The truth is, folks will offend you until the day you die. And afterwards, they’ll offend your corpse at your funeral.
Offense is a part of life. We’re surrounded by others with different personalities, different upbringings, and different values. So of course we won’t always agree with what everyone does. Now understand this isn’t my personal opinion. And you cannot convince me that you do not get offended because Jesus warns that it is impossible to live without offense:
Then He said to the disciples, “It is impossible that no offenses should come, but woe to him through whom they do come! 2 It would be better for him if a millstone were hung around his neck, and he were thrown into the sea, than that he should offend one of these little ones.3 Take heed to yourselves. If your brother sins against you, rebuke him; and if he repents, forgive him. 4 And if he sins against you seven times in a day, and seven times in a day returns to you,saying, ‘I repent,’ you shall forgive him.” (Luke 17: 1-4)
Now let me clarify something quickly. “Offense” in these verses is synonymous with “sin.” Jesus warns us of our loved ones sinning against us, not these petty petty circumstances we call “offense.” For example, If you always call me and I never call back on time, you might be offended, but that doesn’t mean it’s an offense.
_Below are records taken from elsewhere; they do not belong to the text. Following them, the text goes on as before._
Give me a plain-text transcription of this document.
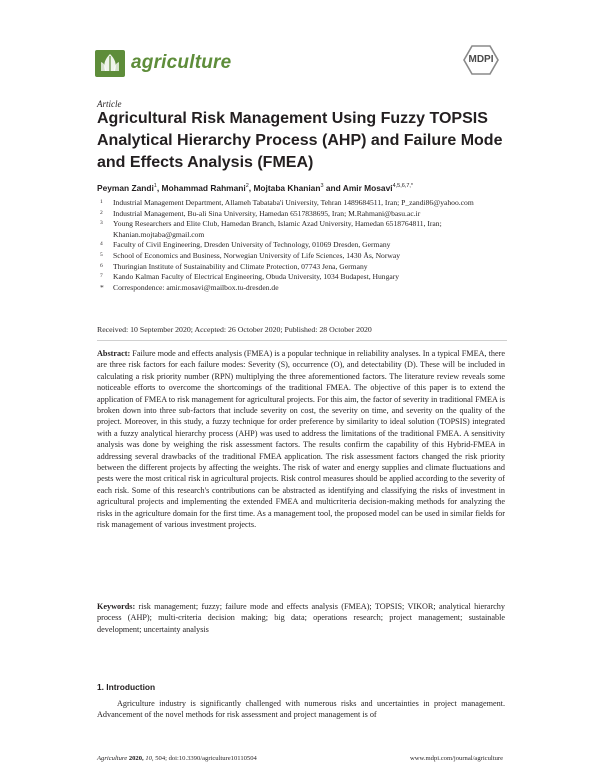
agriculture	MDPI
Article
Agricultural Risk Management Using Fuzzy TOPSIS Analytical Hierarchy Process (AHP) and Failure Mode and Effects Analysis (FMEA)
Peyman Zandi$^1$, Mohammad Rahmani$^2$, Mojtaba Khanian$^3$ and Amir Mosavi$^{4,5,6,7,*}$
1 Industrial Management Department, Allameh Tabataba'i University, Tehran 1489684511, Iran; P_zandi86@yahoo.com
2 Industrial Management, Bu-ali Sina University, Hamedan 6517838695, Iran; M.Rahmani@basu.ac.ir
3 Young Researchers and Elite Club, Hamedan Branch, Islamic Azad University, Hamedan 6518764811, Iran; Khanian.mojtaba@gmail.com
4 Faculty of Civil Engineering, Dresden University of Technology, 01069 Dresden, Germany
5 School of Economics and Business, Norwegian University of Life Sciences, 1430 Ås, Norway
6 Thuringian Institute of Sustainability and Climate Protection, 07743 Jena, Germany
7 Kando Kalman Faculty of Electrical Engineering, Obuda University, 1034 Budapest, Hungary
* Correspondence: amir.mosavi@mailbox.tu-dresden.de
Received: 10 September 2020; Accepted: 26 October 2020; Published: 28 October 2020
Abstract: Failure mode and effects analysis (FMEA) is a popular technique in reliability analyses. In a typical FMEA, there are three risk factors for each failure modes: Severity (S), occurrence (O), and detectability (D). These will be included in calculating a risk priority number (RPN) multiplying the three aforementioned factors. The literature review reveals some noticeable efforts to overcome the shortcomings of the traditional FMEA. The objective of this paper is to extend the application of FMEA to risk management for agricultural projects. For this aim, the factor of severity in traditional FMEA is broken down into three sub-factors that include severity on cost, the severity on time, and severity on the quality of the project. Moreover, in this study, a fuzzy technique for order preference by similarity to ideal solution (TOPSIS) integrated with a fuzzy analytical hierarchy process (AHP) was used to address the limitations of the traditional FMEA. A sensitivity analysis was done by weighing the risk assessment factors. The results confirm the capability of this Hybrid-FMEA in addressing several drawbacks of the traditional FMEA application. The risk assessment factors changed the risk priority between the different projects by affecting the weights. The risk of water and energy supplies and climate fluctuations and pests were the most critical risk in agricultural projects. Risk control measures should be applied according to the severity of each risk. Some of this research's contributions can be abstracted as identifying and classifying the risks of investment in agricultural projects and implementing the extended FMEA and multicriteria decision-making methods for analyzing the risks in the agriculture domain for the first time. As a management tool, the proposed model can be used in similar fields for risk management of various investment projects.
Keywords: risk management; fuzzy; failure mode and effects analysis (FMEA); TOPSIS; VIKOR; analytical hierarchy process (AHP); multi-criteria decision making; big data; operations research; project management; sustainable development; uncertainty analysis
1. Introduction
Agriculture industry is significantly challenged with numerous risks and uncertainties in project management. Advancement of the novel methods for risk assessment and project management is of
Agriculture 2020, 10, 504; doi:10.3390/agriculture10110504	www.mdpi.com/journal/agriculture
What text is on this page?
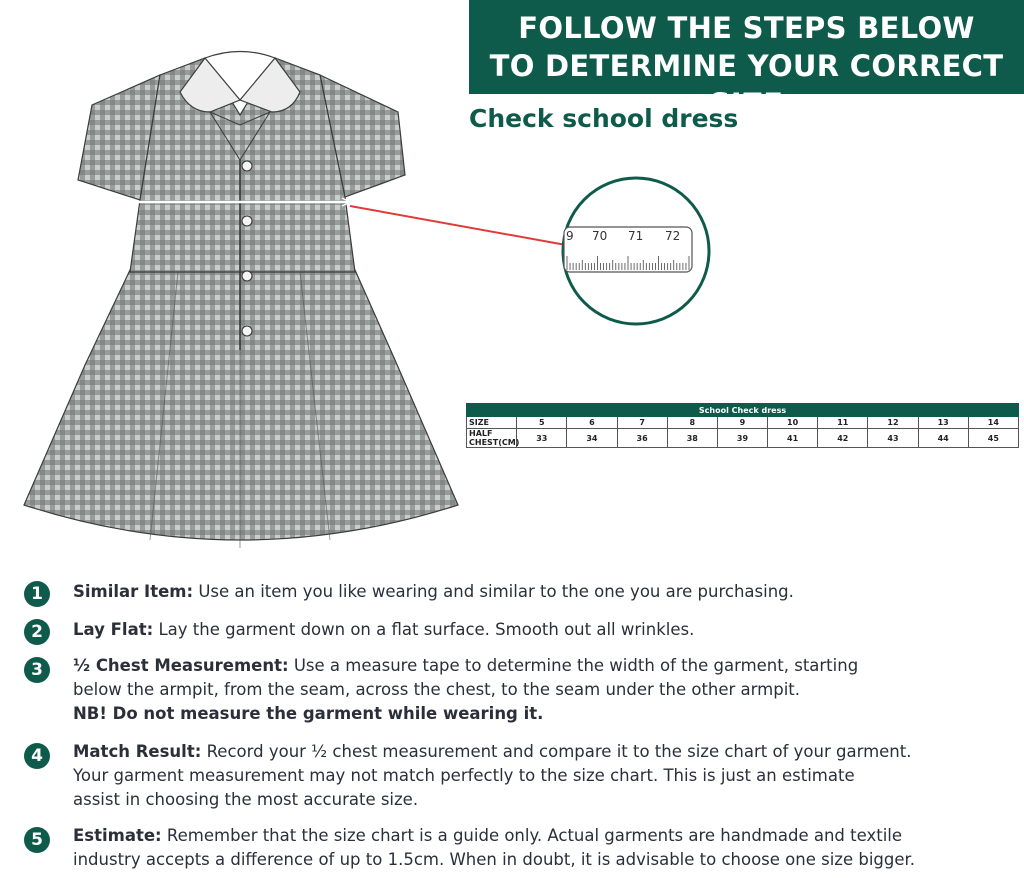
9 70 71 72
FOLLOW THE STEPS BELOW
TO DETERMINE YOUR CORRECT SIZE
Check school dress
School Check dress										
SIZE	5	6	7	8	9	10	11	12	13	14
HALF CHEST(CM)	33	34	36	38	39	41	42	43	44	45
1	Similar Item: Use an item you like wearing and similar to the one you are purchasing.
2	Lay Flat: Lay the garment down on a flat surface. Smooth out all wrinkles.
3	½ Chest Measurement: Use a measure tape to determine the width of the garment, starting
below the armpit, from the seam, across the chest, to the seam under the other armpit.
NB! Do not measure the garment while wearing it.
4	Match Result: Record your ½ chest measurement and compare it to the size chart of your garment.
Your garment measurement may not match perfectly to the size chart. This is just an estimate
assist in choosing the most accurate size.
5	Estimate: Remember that the size chart is a guide only. Actual garments are handmade and textile
industry accepts a difference of up to 1.5cm. When in doubt, it is advisable to choose one size bigger.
You’re just emotional and disturbed by something that I am doing or not doing to you.
But Jesus gave us clear instructions on how to handle offensive friends. He says that we should first rebuke them; and when they repent, we are called to forgive. Even if they offend us seven times in one day and repent, we are still called to forgive them seven times. Now if you’re anything like me, then you might have questions to ask Jesus.
- Do I have to rebuke them? Why can’t I just cut them off?
- What if they don’t repent? What if they aren’t sorry?
- How realistic is it to forgive someone seven times in one day?
Well, in reference to question 1, if Jesus said it, I’m sure He meant it. God is not a man that He should lie. The Word of God is truth and so yes we are called to rebuke offensive friends. I’ve fallen short in this area many times before. Usually, if the offense is severe, I make the executive decision to break the friendship. It doesn’t mean I haven’t forgiven the person, it’s just that its hard for us to function under the same capacity as friends. And this decision may not be the best decision to make but it is the easier one to make.
An offended friend is harder to win back than a fortified city. Arguments separate friends like a gate locked with bars. Proverbs 18:19
In regards to the second question, their repentance shouldn’t be connected to your forgiveness. Forgiving offensive friends helps to release burdens and bitterness from within you. So whether they are sorry or not, has absolutely nothing to do with you. And to answer the last question, as to whether or not multiple offenses is realistic, I think it is. Jesus had to throw that part in there to let the disciples know that we must forgive our brethren as many times they offend us because that is what God does when we offend Him every second of the day.
Forgiving those who offend you doesn’t mean they can abuse you or the friendship. Oftentimes, you have to discern whether or not the person is beneficial in your future. If they are harmful in any way, choose to forgive them and love them from a distance. Do not be a door mat for others to walk over. It isn’t wise to keep a violent or harmful person close by any.
The truth is, sometimes offensive friends do not even know they are being offensive. Sometimes you have to shed light on the situation in order for them to understand the offense. Quickly dissolving the friendship and parting ways is an injustice to the friend; and oftentimes it leaves the friend burdened and feeling bad about themselves. So it’s always best to let the friend know of the offense. And guess what? Sometimes the offense is really a misunderstanding. So again, make sure you aren’t too dismissive. Allow people to repent and/or explain themselves.